Sign in to follow this  

[HLSL] Coping without bitwise operators

This topic is 3742 days old which is more than the 365 day threshold we allow for new replies. Please post a new topic.

If you intended to correct an error in the post then please contact us.

Recommended Posts

Hi I've got a function which I want to move onto the GPU. Unfortunately, I am using DX9, so don't have access to SM4.0! Therefore my HLSL has no bitwise operators..... So how can I express bitwise functions in HLSL? For example: int i = val & 15; and if ( i&1 ) DoStuff; Thanks for any advice! My binary maths is pretty poor! Simon

Share this post


Link to post
Share on other sites
Given that there is no integer instruction set either you're not really dealing with integers despite your int types.

I'd imagine a good compromise is a look-up texture of some kind, especially if point-filtered. A 256x256 texture allows for all combinations of 8bit operators indexed via 0..1 texture coordinates. Point filtering and texture addressing converts your colour values to integers and does the bitwise comparison all in one go [cool]

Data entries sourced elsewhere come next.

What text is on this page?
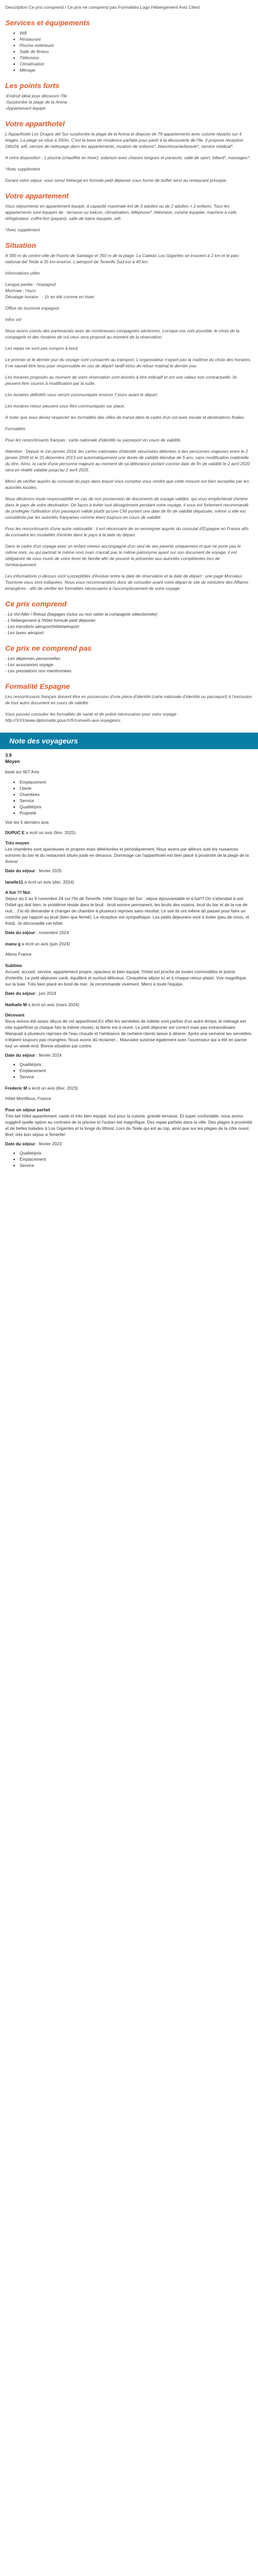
Description Ce prix comprend / Ce prix ne comprend pas Formalités Logo Hébergement Avis Client

Services et équipements
• Wifi
• Restaurant
• Piscine extérieure
• Salle de fitness
• Télévision
• Climatisation
• Ménage
Les points forts
-Endroit idéal pour découvrir l'île
-Surplombe la plage de la Arena
-Appartement équipé
Votre apparthotel

L'Apparthotel Los Dragos del Sur surplombe la plage de la Arena et dispose de 79 appartements avec cuisine répartis sur 4 étages. La plage se situe à 350m. C'est la base de résidence parfaite pour partir à la découverte de l'île. Il propose réception 24h/24, wifi, service de nettoyage dans les appartements, location de voitures*, blanchisserie/laverie*, service médical*.

A votre disposition : 1 piscine (chauffée en hiver), solarium avec chaises longues et parasols, salle de sport, billard*, massages*.

*Avec supplément

Durant votre séjour, vous serez hébergé en formule petit déjeuner sous forme de buffet servi au restaurant principal.

Votre appartement

Vous séjournerez en appartement équipé, à capacité maximale est de 3 adultes ou de 2 adultes + 2 enfants. Tous les appartements sont équipés de : terrasse ou balcon, climatisation, téléphone*, télévision, cuisine équipée, machine à café, réfrigérateur, coffre-fort (payant), salle de bains équipée, wifi.

*Avec supplément

Situation

A 300 m du centre-ville de Puerto de Santiago et 350 m de la plage. La Caletas Los Gigantes se trouvent à 2 km et le parc national del Teide à 35 km environ. L'aéroport de Tenerife Sud est à 40 km.

Informations utiles

Langue parlée : l'espagnol
Monnaie : l'euro
Décalage horaire : - 1h en été comme en hiver

Office du tourisme espagnol

Infos vol

Nous avons conclu des partenariats avec de nombreuses compagnies aériennes. Lorsque vos vols possible, le choix de la compagnie et des horaires de vol ceux sera proposé au moment de la réservation.

Les repas ne sont pas compris à bord

Le premier et le dernier jour du voyage sont consacrés au transport. L'organisateur n'ayant pas la maîtrise du choix des horaires, il ne saurait être tenu pour responsable en cas de départ tardif et/ou de retour matinal le dernier jour.

Les horaires proposés au moment de votre réservation sont donnés à titre indicatif et ont une valeur non contractuelle. Ils peuvent être soumis à modification par la suite.

Les horaires définitifs vous seront communiqués environ 7 jours avant le départ.

Les horaires retour peuvent vous être communiqués sur place.

A noter que vous devez respecter les formalités des villes de transit dans le cadre d'un vol avec escale et destinations finales

Formalités

Pour les ressortissants français : carte nationale d'identité ou passeport en cours de validité.

Attention : Depuis le 1er janvier 2014, les cartes nationales d'identité sécurisées délivrées à des personnes majeures entre le 2 janvier 2004 et le 31 décembre 2013 ont automatiquement une durée de validité étendue de 5 ans, sans modification matérielle du titre. Ainsi, la carte d'une personne majeure au moment de sa délivrance portant comme date de fin de validité le 2 avril 2020 sera en réalité valable jusqu'au 2 avril 2025.

Merci de vérifier auprès du consulat du pays dans lequel vous comptez vous rendre que cette mesure est bien acceptée par les autorités locales.

Nous déclinons toute responsabilité en cas de non possession de documents de voyage valides, qui vous empêcherait d'entrer dans le pays de votre destination. De façon à éviter tout désagrément pendant votre voyage, il vous est fortement recommandé de privilégier l'utilisation d'un passeport valide plutôt qu'une CNI portant une date de fin de validité dépassée, même si elle est considérée par les autorités françaises comme étant toujours en cours de validité.

Pour les ressortissants d'une autre nationalité : il est nécessaire de se renseigner auprès du consulat d'Espagne en France afin de connaitre les modalités d'entrée dans le pays à la date du départ.

Dans le cadre d'un voyage avec un enfant mineur accompagné d'un seul de ses parents uniquement et que ne porte pas le même nom, ou qui partirait le même nom mais n'aurait pas le même patronyme ayant sur son document de voyage, il est obligatoire de vous munir de votre livret de famille afin de pouvoir le présenter aux autorités compétentes lors de l'embarquement.

Les informations ci-dessus sont susceptibles d'évoluer entre la date de réservation et la date de départ : une page Monsieur Tourisme vous sont indiquées. Nous vous recommandons donc de consulter avant votre départ le site du ministère des Affaires étrangères - afin de vérifier les formalités nécessaires à l'accomplissement de votre voyage

Ce prix comprend
- Le Vol Aller / Retour (bagages inclus ou non selon la compagnie sélectionnée)
- L'hébergement à l'hôtel formule petit déjeuner
- Les transferts aéroport/hôtel/aéroport
- Les taxes aéroport
Ce prix ne comprend pas
- Les dépenses personnelles
- Les assurances voyage
- Les prestations non mentionnées
Formalité Espagne

Les ressortissants français doivent être en possession d'une pièce d'identité (carte nationale d'identité ou passeport) à l'exclusion de tout autre document en cours de validité.

Vous pouvez consulter les formalités de santé et de police nécessaires pour votre voyage : http://XXX/www.diplomatie.gouv.fr/fr/conseils-aux-voyageurs

Note des voyageurs
3.9
Moyen
basé sur 607 Avis
• Emplacement
• Literie
• Chambres
• Service
• Qualité/prix
• Propreté
Voir les 5 derniers avis
DUPUC E a écrit un avis (févr. 2025)
Très moyen
Les chambres sont spacieuses et propres mais détériorées et périodiquement. Nous avons par ailleurs subi les nuisances sonores du bar et du restaurant situés juste en dessous. Dommage car l'apparthotel est bien placé à proximité de la plage de la Arena!
Date du séjour : février 2025
lanelle11 a écrit un avis (déc. 2024)
A fuir !!! Nul
Séjour du 2 au 9 novembre 24 sur l'île de Tenerife, hôtel Dragos del Sur : séjour épouvantable et à fuir!!! On s'attendait à voir l'hôtel qui doit bien, le problème réside dans le bruit - bruit sonore permanent, les bruits des voisins, bruit du bar et de la rue de nuit... J'ai dû demander à changer de chambre à plusieurs reprises sans résultat. Le soir ils ont même dû passer pour faire un contrôle par rapport au bruit (bien que fermé). La réception est sympathique. Les petits déjeuners sont à éviter (peu de choix, et froid). Je déconseille cet hôtel.
Date du séjour : novembre 2024
manu g a écrit un avis (juin 2024)
Allons France
Sublime
Accueil, accueil, service, appartement propre, spacieux et bien équipé, l'hôtel est proche de toutes commodités et points d'intérêts. Le petit-déjeuner varié, équilibré et surtout délicieux. Cinquième séjour ici et à chaque retour plaisir. Vue magnifique sur la baie. Très bien placé en bord de mer. Je recommande vivement. Merci à toute l'équipe.
Date du séjour : juin 2024
Nathalie M a écrit un avis (mars 2024)
Décevant
Nous avions été assez déçus de cet apparthotel.En effet les serviettes de toilette sont parfois d'un autre temps, le ménage est très superficiel (a chaque fois la même chose), la literie est à revoir. Le petit déjeuner est correct mais pas extraordinaire. Manquait à plusieurs reprises de l'eau chaude et l'ambiance de certains clients laisse à désirer. Après une semaine les serviettes n'étaient toujours pas changées. Nous avons dû réclamer... Mauvaise surprise également avec l'ascenseur qui a été en panne tout un week-end. Bonne situation par contre.
Date du séjour : février 2024
• Qualité/prix
• Emplacement
• Service
Frederic M a écrit un avis (févr. 2023)
Hôtel Montfleux, France
Pour un séjour parfait
Très bel hôtel appartement, vaste et très bien équipé, tout pour la cuisine, grande terrasse. Et super confortable, nous avons suggéré quelle option au contraire de la piscine et l'océan est magnifique. Des repas parfaits dans la ville. Des plages à proximité et de belles balades à Los Gigantes et la longe du littoral, Loro du Teide qui est au top, ainsi que sur les plages de la côte ouest. Bref, très bon séjour à Tenerife!
Date du séjour : février 2023
• Qualité/prix
• Emplacement
• Service
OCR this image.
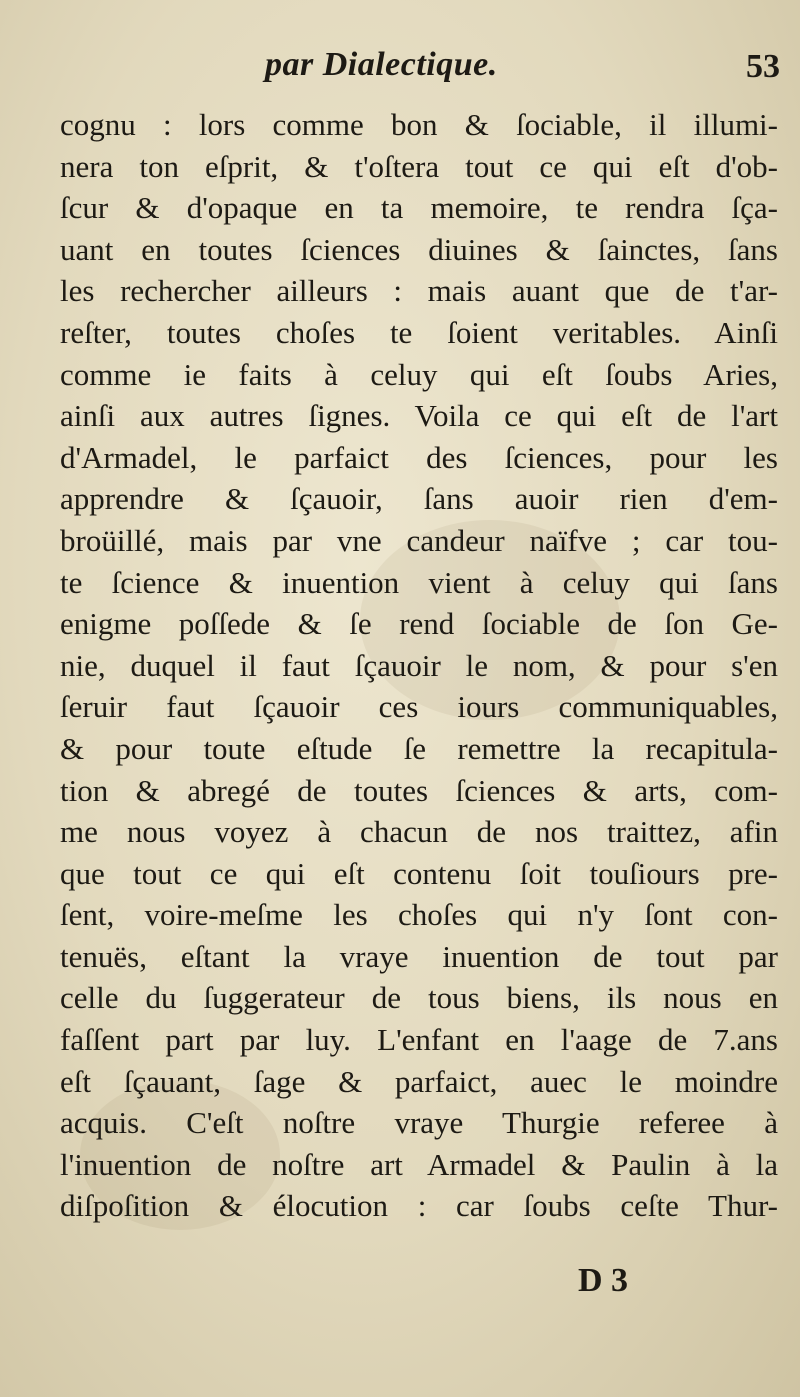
par Dialectique.	53
cognu : lors comme bon & ſociable, il illumi-
nera ton eſprit, & t'oſtera tout ce qui eſt d'ob-
ſcur & d'opaque en ta memoire, te rendra ſça-
uant en toutes ſciences diuines & ſainctes, ſans
les rechercher ailleurs : mais auant que de t'ar-
reſter, toutes choſes te ſoient veritables. Ainſi
comme ie faits à celuy qui eſt ſoubs Aries,
ainſi aux autres ſignes. Voila ce qui eſt de l'art
d'Armadel, le parfaict des ſciences, pour les
apprendre & ſçauoir, ſans auoir rien d'em-
broüillé, mais par vne candeur naïfve ; car tou-
te ſcience & inuention vient à celuy qui ſans
enigme poſſede & ſe rend ſociable de ſon Ge-
nie, duquel il faut ſçauoir le nom, & pour s'en
ſeruir faut ſçauoir ces iours communiquables,
& pour toute eſtude ſe remettre la recapitula-
tion & abregé de toutes ſciences & arts, com-
me nous voyez à chacun de nos traittez, afin
que tout ce qui eſt contenu ſoit touſiours pre-
ſent, voire-meſme les choſes qui n'y ſont con-
tenuës, eſtant la vraye inuention de tout par
celle du ſuggerateur de tous biens, ils nous en
faſſent part par luy. L'enfant en l'aage de 7.ans
eſt ſçauant, ſage & parfaict, auec le moindre
acquis. C'eſt noſtre vraye Thurgie referee à
l'inuention de noſtre art Armadel & Paulin à la
diſpoſition & élocution : car ſoubs ceſte Thur-
D 3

if( tex2D( sampLookup, float2( A, B ) ) > 0.5f ) /* stuff */

hth
Jack

Share this post


Link to post
Share on other sites
I've never actually tried this before, but I'm sure there are plenty of ways you can be clever if you really want to emulate bitwise operations.

For instance, take bitwise-AND. If you have the case x & 2N-1 such as your first example, the result is just frac(x/(2N))*2N. In other words you divide by the power-of-two, take the fractional component of the result, and multiply that by the power-of-two. Since these are all floating-point operations you might not get exact results, but for the purposes of conditionals and the like it should suffice. If you have x & 2N, then you first divide by 2N and check if the result is even or odd. If it's even then the result of the whole operation is 0, otherwise it's 2N. This can be expressed mathematically as ceil(x/(2N+1))*2N, because the result of the even/odd check will be either 0.0 or 0.5, which we can 'ceil' to get 0.0 or 1.0 and then multiply by the original power-of-two. And finally, for some other value x & K, just remember that 'K' is a sum of power-of-two's and repeat the previous test. You can get even more clever here with certain numbers. Take x & 239. Since there is only a single 0 bit to check here, it makes more sense to do x & 255 and then subtract x & 16, than it does to individually sum x & 1, x & 2, ..., all the way up to x & 128.

Along those same lines you can probably devise tests for OR, XOR, NOT, NOR, or whatever else you need. Just remember at all times to be careful when checking the results and computing values, since they're all floating-point computations, and you should be fine.

Share this post


Link to post
Share on other sites
Jack,

Nice approach, but DX9 can't do texture lookups in the vertex shader, right?

Zipster.... I will ponder this further. Looks interesting.

Before I embark on such a mission, does anyone have any theory about how much performance I could expect using a GPU instead of CPU to manipulate a Vertex Buffer each frame?

Ball park guess?

Factor of 2? 10?

Thanks

Si

Share this post


Link to post
Share on other sites
Quote:
Original post by sipickles
Nice approach, but DX9 can't do texture lookups in the vertex shader, right?
VS_3_0 can on Nvidia hardware, but otherwise no. But you never mentioned VS though [razz]

Quote:
Original post by sipickles
Before I embark on such a mission, does anyone have any theory about how much performance I could expect using a GPU instead of CPU to manipulate a Vertex Buffer each frame?
But unless you're using R2VB how are you expecting to store the data? Or are you just offloading it all so that you're re-computing static results every time its rendered?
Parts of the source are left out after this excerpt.